N’ayons pas peur des mots : Donald J. Trump veut la destruction, le chaos! Dans le chaos, pas de droit, pas de démocratie, la loi du plus fort fait loi! Il veut détruire les institutions de l’État de droit, l’égalité de droit pour tous, tout ce qui établit des normes, notamment: santé, environnement, droits du travail, immigration, fiscalité, etc. Il veut dérèglementer tout ce qui entrave le marché, ce qui nuit aux affaires, à l’exploitation capitaliste, à l’accaparement du bien commun public, etc.

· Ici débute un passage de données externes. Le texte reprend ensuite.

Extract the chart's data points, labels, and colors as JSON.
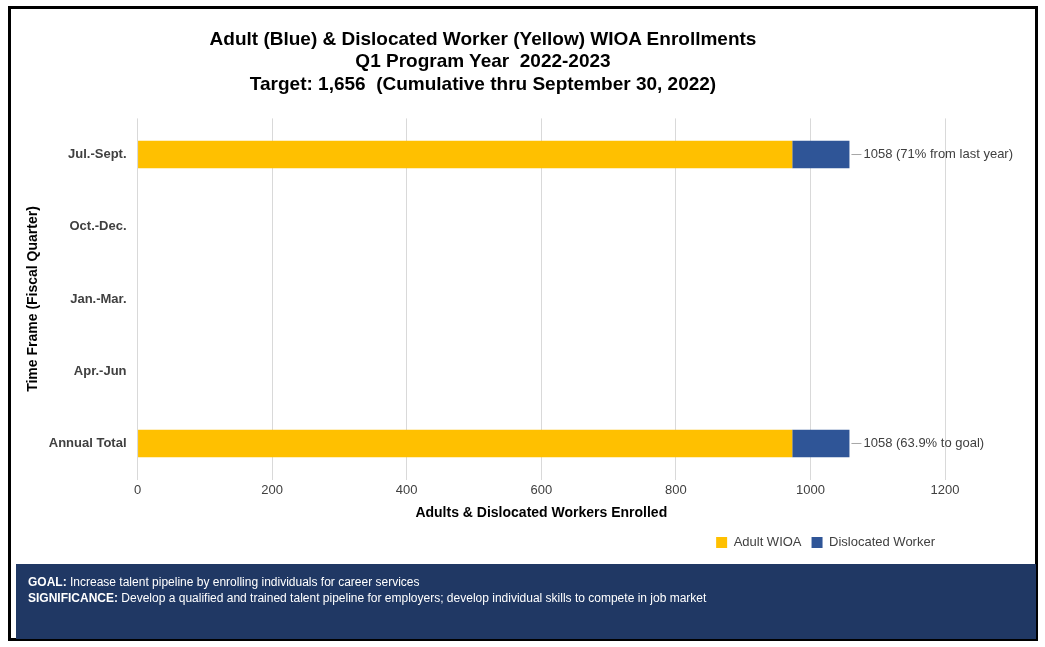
{
  "chart_data": {
    "type": "bar",
    "orientation": "horizontal",
    "stacked": true,
    "title": [
      "Adult (Blue) & Dislocated Worker (Yellow) WIOA Enrollments",
      "Q1 Program Year  2022-2023",
      "Target: 1,656  (Cumulative thru September 30, 2022)"
    ],
    "xlabel": "Adults & Dislocated Workers Enrolled",
    "ylabel": "Time Frame (Fiscal Quarter)",
    "categories": [
      "Jul.-Sept.",
      "Oct.-Dec.",
      "Jan.-Mar.",
      "Apr.-Jun",
      "Annual Total"
    ],
    "series": [
      {
        "name": "Adult WIOA",
        "color": "#ffc000",
        "values": [
          973,
          null,
          null,
          null,
          973
        ]
      },
      {
        "name": "Dislocated Worker",
        "color": "#2f5597",
        "values": [
          85,
          null,
          null,
          null,
          85
        ]
      }
    ],
    "xlim": [
      0,
      1200
    ],
    "xticks": [
      0,
      200,
      400,
      600,
      800,
      1000,
      1200
    ],
    "grid": "x",
    "legend": "bottom right",
    "annotations": [
      {
        "text": "1058 (71% from last year)",
        "x": 1058,
        "y": "Jul.-Sept."
      },
      {
        "text": "1058 (63.9% to goal)",
        "x": 1058,
        "y": "Annual Total"
      },
      "GOAL: Increase talent pipeline by enrolling individuals for career services",
      "SIGNIFICANCE: Develop a qualified and trained talent pipeline for employers; develop individual skills to compete in job market"
    ]
  }
}
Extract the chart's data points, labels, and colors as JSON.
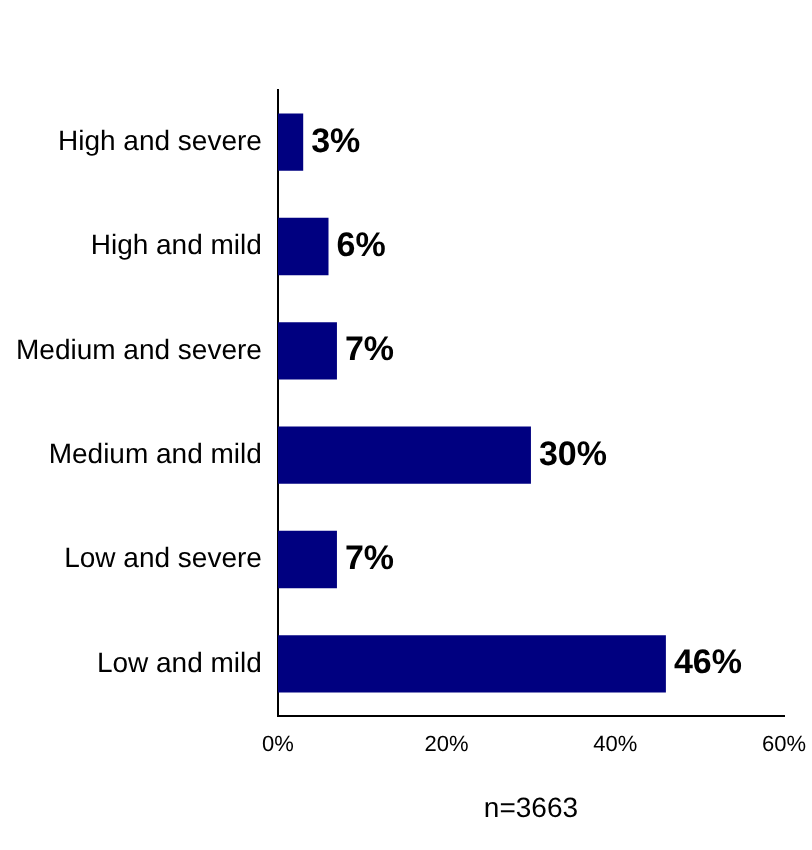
{
  "chart_data": {
    "type": "bar",
    "orientation": "horizontal",
    "xlabel": "n=3663",
    "categories": [
      "High and severe",
      "High and mild",
      "Medium and severe",
      "Medium and mild",
      "Low and severe",
      "Low and mild"
    ],
    "values": [
      3,
      6,
      7,
      30,
      7,
      46
    ],
    "value_labels": [
      "3%",
      "6%",
      "7%",
      "30%",
      "7%",
      "46%"
    ],
    "color": "#000080",
    "xlim": [
      0,
      60
    ],
    "xticks": [
      {
        "value": 0,
        "label": "0%"
      },
      {
        "value": 20,
        "label": "20%"
      },
      {
        "value": 40,
        "label": "40%"
      },
      {
        "value": 60,
        "label": "60%"
      }
    ],
    "grid": false,
    "legend": false
  }
}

Suivent quelques exemples:

D’autres exemples, à l’international :

ACCÉLÉRATION DE LA CATASTROPHE CLIMATIQUE

Le 10 janvier dernier, l’Organisation météorologique mondiale (OMM) confirmait que 2024 fut l’année la plus chaude jamais enregistrée, avec une température supérieure d’environ 1,55 °C aux valeurs préindustrielles, en avance de 5 à 10 ans sur les prévisions du GIEC qui prévoyait la chose aux environs de 2030-2035.

Dix jours plus tard avait lieu l’assermentation de Trump. Et l’un de ses premiers décrets concernait la sortie des États-Unis de l’Accord de Paris sur le climat. Pour lui, pas de changements climatiques. Son slogan « Drill baby drill » ignore la catastrophe climatique, environnementale et de la biodiversité. Il veut que les É.-U. deviennent le plus gros producteur et utilisateur d’énergies fossiles. Selon lui, « la chaleur du chauffage au gaz est « bien meilleure » et ne provoque pas de « démangeaisons ». Il a annulé les programmes d’Économie verte (infrastructures, éoliennes) de Biden, interdisant la construction de nouvelles éoliennes.

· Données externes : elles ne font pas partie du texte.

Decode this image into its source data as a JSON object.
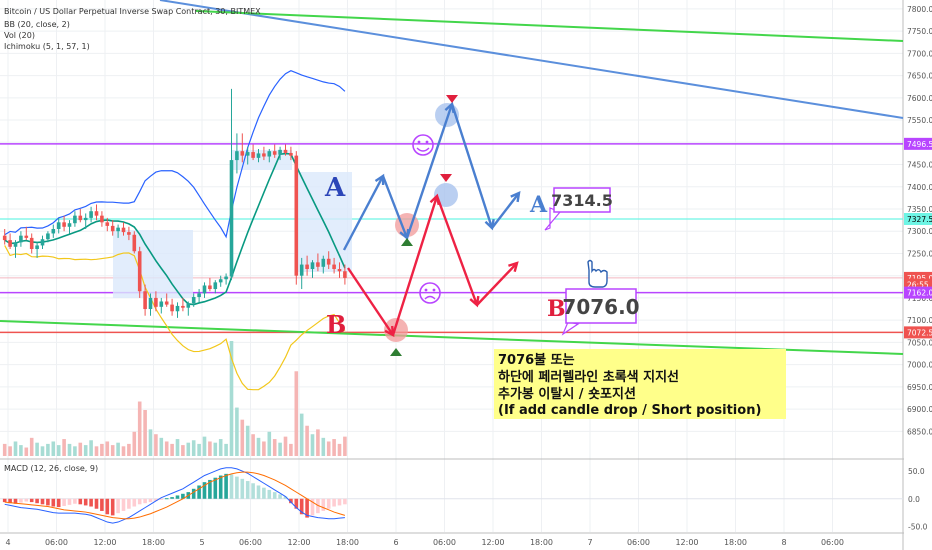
{
  "header": {
    "symbol_line": "Bitcoin / US Dollar Perpetual Inverse Swap Contract, 30, BITMEX",
    "indicators": [
      "BB (20, close, 2)",
      "Vol (20)",
      "Ichimoku (5, 1, 57, 1)"
    ]
  },
  "macd": {
    "label": "MACD (12, 26, close, 9)"
  },
  "colors": {
    "up": "#26a69a",
    "down": "#ef5350",
    "bb": "#2962ff",
    "bbLower": "#f2c71b",
    "ichimoku": "#089981",
    "purple": "#b845ff",
    "green": "#43d64b",
    "blueLine": "#5b8fdc",
    "cyan": "#6ef5e5",
    "arrowBlue": "#4a7fd0",
    "arrowRed": "#ee2244",
    "note": "#ffff8a"
  },
  "annotations": {
    "label_a": "A",
    "label_b": "B",
    "box_a_price": "7314.5",
    "box_b_price": "7076.0",
    "note_lines": [
      "7076불 또는",
      "하단에 페러렐라인 초록색 지지선",
      "추가봉 이탈시 / 숏포지션",
      "(If add candle drop / Short position)"
    ]
  },
  "chart_data": {
    "type": "candlestick",
    "price_axis": {
      "ylim": [
        6790,
        7820
      ],
      "ticks": [
        "7800.0",
        "7750.0",
        "7700.0",
        "7650.0",
        "7600.0",
        "7550.0",
        "7500.0",
        "7450.0",
        "7400.0",
        "7350.0",
        "7300.0",
        "7250.0",
        "7200.0",
        "7150.0",
        "7100.0",
        "7050.0",
        "7000.0",
        "6950.0",
        "6900.0",
        "6850.0"
      ]
    },
    "price_labels": [
      {
        "text": "7496.5",
        "value": 7496.5,
        "color": "#b845ff"
      },
      {
        "text": "7327.5",
        "value": 7327.5,
        "color": "#6ef5e5"
      },
      {
        "text": "7195.0",
        "value": 7195.0,
        "color": "#ef5350"
      },
      {
        "text": "26:55",
        "value": 7180.0,
        "color": "#ef5350"
      },
      {
        "text": "7162.0",
        "value": 7162.0,
        "color": "#b845ff"
      },
      {
        "text": "7072.5",
        "value": 7072.5,
        "color": "#ef5350"
      }
    ],
    "macd_axis": {
      "ylim": [
        -60,
        70
      ],
      "ticks": [
        "50.0",
        "0.0",
        "-50.0"
      ]
    },
    "x_ticks": [
      "4",
      "06:00",
      "12:00",
      "18:00",
      "5",
      "06:00",
      "12:00",
      "18:00",
      "6",
      "06:00",
      "12:00",
      "18:00",
      "7",
      "06:00",
      "12:00",
      "18:00",
      "8",
      "06:00"
    ],
    "horizontal_levels": [
      7496.5,
      7327.5,
      7162.0,
      7072.5
    ],
    "candles": [
      [
        7290,
        7305,
        7270,
        7280
      ],
      [
        7280,
        7295,
        7260,
        7265
      ],
      [
        7265,
        7280,
        7240,
        7275
      ],
      [
        7275,
        7300,
        7265,
        7290
      ],
      [
        7290,
        7310,
        7280,
        7285
      ],
      [
        7285,
        7295,
        7250,
        7260
      ],
      [
        7260,
        7275,
        7240,
        7268
      ],
      [
        7268,
        7290,
        7260,
        7282
      ],
      [
        7282,
        7300,
        7275,
        7295
      ],
      [
        7295,
        7315,
        7285,
        7305
      ],
      [
        7305,
        7330,
        7295,
        7320
      ],
      [
        7320,
        7335,
        7300,
        7310
      ],
      [
        7310,
        7325,
        7295,
        7318
      ],
      [
        7318,
        7345,
        7310,
        7335
      ],
      [
        7335,
        7350,
        7320,
        7325
      ],
      [
        7325,
        7340,
        7305,
        7330
      ],
      [
        7330,
        7355,
        7320,
        7345
      ],
      [
        7345,
        7360,
        7325,
        7335
      ],
      [
        7335,
        7345,
        7310,
        7320
      ],
      [
        7320,
        7330,
        7300,
        7312
      ],
      [
        7312,
        7325,
        7290,
        7300
      ],
      [
        7300,
        7315,
        7285,
        7308
      ],
      [
        7308,
        7320,
        7290,
        7298
      ],
      [
        7298,
        7310,
        7280,
        7292
      ],
      [
        7292,
        7300,
        7250,
        7255
      ],
      [
        7255,
        7265,
        7150,
        7165
      ],
      [
        7165,
        7180,
        7110,
        7125
      ],
      [
        7125,
        7160,
        7110,
        7150
      ],
      [
        7150,
        7165,
        7120,
        7130
      ],
      [
        7130,
        7150,
        7115,
        7142
      ],
      [
        7142,
        7160,
        7130,
        7135
      ],
      [
        7135,
        7148,
        7110,
        7120
      ],
      [
        7120,
        7140,
        7105,
        7132
      ],
      [
        7132,
        7150,
        7120,
        7128
      ],
      [
        7128,
        7142,
        7110,
        7138
      ],
      [
        7138,
        7160,
        7130,
        7152
      ],
      [
        7152,
        7170,
        7140,
        7160
      ],
      [
        7160,
        7185,
        7150,
        7178
      ],
      [
        7178,
        7195,
        7165,
        7170
      ],
      [
        7170,
        7190,
        7160,
        7185
      ],
      [
        7185,
        7200,
        7175,
        7192
      ],
      [
        7192,
        7205,
        7180,
        7198
      ],
      [
        7198,
        7620,
        7190,
        7460
      ],
      [
        7460,
        7520,
        7430,
        7480
      ],
      [
        7480,
        7520,
        7455,
        7470
      ],
      [
        7470,
        7490,
        7450,
        7478
      ],
      [
        7478,
        7495,
        7460,
        7465
      ],
      [
        7465,
        7485,
        7455,
        7475
      ],
      [
        7475,
        7490,
        7460,
        7468
      ],
      [
        7468,
        7485,
        7455,
        7480
      ],
      [
        7480,
        7495,
        7465,
        7472
      ],
      [
        7472,
        7490,
        7460,
        7483
      ],
      [
        7483,
        7495,
        7470,
        7476
      ],
      [
        7476,
        7490,
        7460,
        7470
      ],
      [
        7470,
        7480,
        7180,
        7200
      ],
      [
        7200,
        7240,
        7170,
        7225
      ],
      [
        7225,
        7245,
        7200,
        7215
      ],
      [
        7215,
        7235,
        7195,
        7230
      ],
      [
        7230,
        7250,
        7210,
        7220
      ],
      [
        7220,
        7245,
        7205,
        7238
      ],
      [
        7238,
        7255,
        7215,
        7225
      ],
      [
        7225,
        7240,
        7205,
        7215
      ],
      [
        7215,
        7230,
        7195,
        7210
      ],
      [
        7210,
        7225,
        7180,
        7195
      ]
    ],
    "volumes": [
      10,
      8,
      12,
      9,
      7,
      15,
      11,
      8,
      10,
      12,
      9,
      14,
      10,
      8,
      11,
      9,
      13,
      8,
      10,
      12,
      9,
      11,
      8,
      10,
      20,
      45,
      38,
      22,
      18,
      15,
      12,
      10,
      14,
      9,
      11,
      13,
      10,
      16,
      12,
      11,
      14,
      10,
      95,
      40,
      30,
      25,
      18,
      15,
      12,
      20,
      14,
      11,
      16,
      10,
      70,
      35,
      25,
      18,
      22,
      15,
      12,
      14,
      10,
      16
    ],
    "macd_hist": [
      -6,
      -8,
      -9,
      -7,
      -5,
      -6,
      -8,
      -10,
      -12,
      -14,
      -15,
      -13,
      -11,
      -9,
      -10,
      -12,
      -14,
      -18,
      -22,
      -28,
      -30,
      -26,
      -22,
      -18,
      -14,
      -10,
      -8,
      -6,
      -4,
      -2,
      1,
      3,
      6,
      9,
      12,
      18,
      24,
      30,
      34,
      38,
      42,
      45,
      44,
      40,
      36,
      32,
      28,
      24,
      20,
      16,
      12,
      8,
      4,
      -8,
      -18,
      -28,
      -34,
      -30,
      -26,
      -22,
      -18,
      -14,
      -12,
      -10
    ],
    "macd_line": [
      -10,
      -12,
      -14,
      -16,
      -17,
      -18,
      -19,
      -21,
      -23,
      -25,
      -26,
      -26,
      -26,
      -26,
      -27,
      -28,
      -30,
      -34,
      -38,
      -42,
      -44,
      -42,
      -38,
      -34,
      -28,
      -22,
      -16,
      -10,
      -4,
      2,
      6,
      10,
      14,
      18,
      24,
      30,
      36,
      42,
      46,
      50,
      54,
      56,
      56,
      54,
      50,
      46,
      40,
      34,
      28,
      22,
      16,
      10,
      4,
      -6,
      -16,
      -24,
      -30,
      -32,
      -34,
      -35,
      -36,
      -36,
      -35,
      -34
    ],
    "signal_line": [
      -6,
      -7,
      -8,
      -9,
      -10,
      -11,
      -12,
      -13,
      -14,
      -16,
      -18,
      -20,
      -21,
      -22,
      -23,
      -24,
      -26,
      -28,
      -30,
      -32,
      -34,
      -35,
      -36,
      -36,
      -35,
      -33,
      -30,
      -27,
      -23,
      -19,
      -15,
      -10,
      -5,
      0,
      6,
      12,
      18,
      24,
      30,
      34,
      38,
      42,
      45,
      47,
      48,
      48,
      47,
      45,
      42,
      38,
      34,
      29,
      24,
      18,
      12,
      6,
      0,
      -6,
      -12,
      -16,
      -20,
      -24,
      -27,
      -30
    ]
  }
}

L’IA, qu’il soutient, utilise « 30 fois plus d’énergie » qu’un moteur de recherche classique. Conséquemment, il a décrété l’urgence nationale énergétique et annulé des interdits de forage dans l’Alaska et dans les parcs nationaux.

Pourtant, une nouvelle étude sur l’Arctique qui se verdit et relâche du carbone explique que :

« c’est ce qu’on appelle le principe de la boucle de rétroaction positive. Le réchauffement planétaire entraîne le dégel du pergélisol dans l’Arctique, relâchant du même coup du carbone dans l’atmosphère. La hausse du CO2 atmosphérique amplifie le réchauffement planétaire, ce qui accentue davantage le dégel de pergélisol, relâchant encore plus de carbone dans l’atmosphère. Évidemment, ces émissions de CO2 s’ajoutent à celles issues directement des activités humaines, comme les transports, qui sont toujours à la hausse. »

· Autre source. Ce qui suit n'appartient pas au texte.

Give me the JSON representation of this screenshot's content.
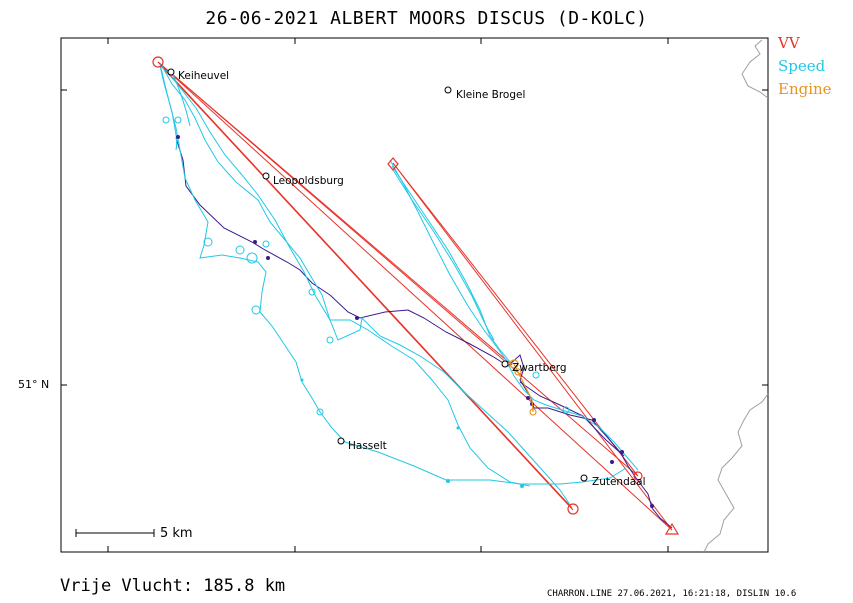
{
  "title": "26-06-2021   ALBERT MOORS   DISCUS (D-KOLC)",
  "legend": [
    {
      "label": "VV",
      "color": "#e8332a"
    },
    {
      "label": "Speed",
      "color": "#22c8e6"
    },
    {
      "label": "Engine",
      "color": "#e8941f"
    }
  ],
  "latitude_label": "51° N",
  "scale_label": "5 km",
  "footer": {
    "distance": "Vrije Vlucht:  185.8 km",
    "file_info": "CHARRON.LINE 27.06.2021, 16:21:18, DISLIN 10.6"
  },
  "places": [
    {
      "name": "Keiheuvel"
    },
    {
      "name": "Kleine Brogel"
    },
    {
      "name": "Leopoldsburg"
    },
    {
      "name": "Zwartberg"
    },
    {
      "name": "Hasselt"
    },
    {
      "name": "Zutendaal"
    }
  ],
  "colors": {
    "task": "#e8332a",
    "track_speed": "#22c8e6",
    "track_climb": "#3a1a8c",
    "engine": "#e8941f",
    "border": "#a0a0a0"
  }
}
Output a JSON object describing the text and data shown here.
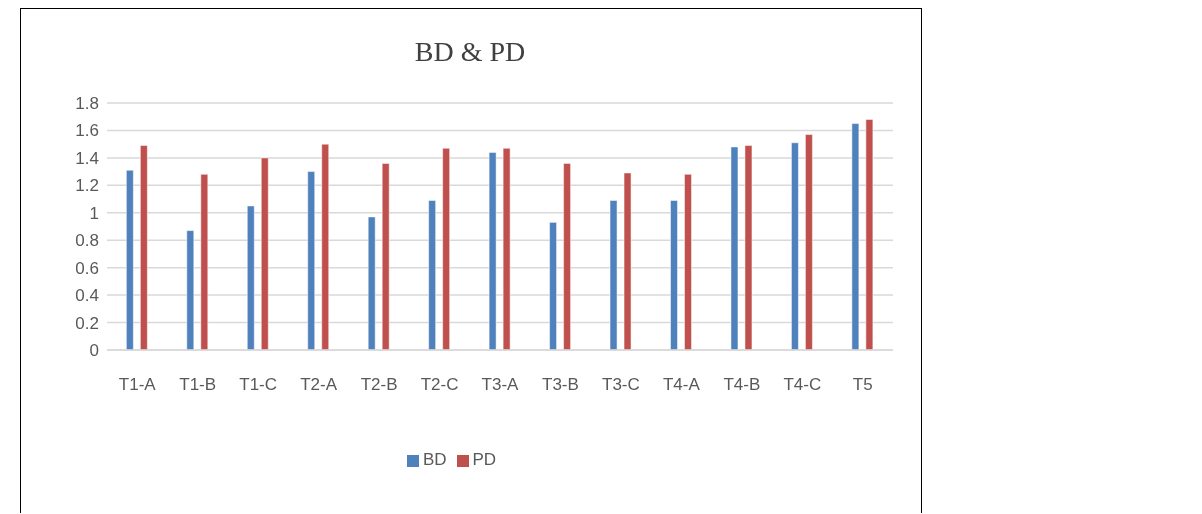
{
  "chart_data": {
    "type": "bar",
    "title": "BD & PD",
    "categories": [
      "T1-A",
      "T1-B",
      "T1-C",
      "T2-A",
      "T2-B",
      "T2-C",
      "T3-A",
      "T3-B",
      "T3-C",
      "T4-A",
      "T4-B",
      "T4-C",
      "T5"
    ],
    "series": [
      {
        "name": "BD",
        "color": "#4f81bd",
        "values": [
          1.31,
          0.87,
          1.05,
          1.3,
          0.97,
          1.09,
          1.44,
          0.93,
          1.09,
          1.09,
          1.48,
          1.51,
          1.65
        ]
      },
      {
        "name": "PD",
        "color": "#c0504d",
        "values": [
          1.49,
          1.28,
          1.4,
          1.5,
          1.36,
          1.47,
          1.47,
          1.36,
          1.29,
          1.28,
          1.49,
          1.57,
          1.68
        ]
      }
    ],
    "ylim": [
      0,
      1.8
    ],
    "yticks": [
      0,
      0.2,
      0.4,
      0.6,
      0.8,
      1,
      1.2,
      1.4,
      1.6,
      1.8
    ],
    "grid": "y",
    "legend": "bottom"
  }
}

Tout cela va accélérer la catastrophe climatique et les extrêmes météos. Les crises vont devenir de plus en plus nombreuses et violentes. Et alors que les Américains peinent à s’assurer en raison de la crise climatique, il annonce le démantèlement de la Federal Emergency Management Agency (FEMA), l’Agence fédérale de gestion des situations d’urgence, organisme gouvernemental américain dont le mandat est d’assurer du secours aux populations touchées en situation d’urgence. Rattachée au département de la Sécurité intérieure des États-Unis, la FEMA prend en charge les grandes catastrophes naturelles et celles liées aux activités humaines qui frappent le « territoire national » (comme les catastrophes climatiques).

Tout cela « encourage » les grandes banques américaines à sortir des accords et engagements climatiques.

DES IMPACTS BIEN AU-DELÀ DES ÉTATS-UNIS.

Les États-Unis sont le pays le plus puissant au monde. Tout ce qui s’y passe depuis le 20 janvier a des impacts au niveau mondial, au niveau du Canada, et ici au Québec.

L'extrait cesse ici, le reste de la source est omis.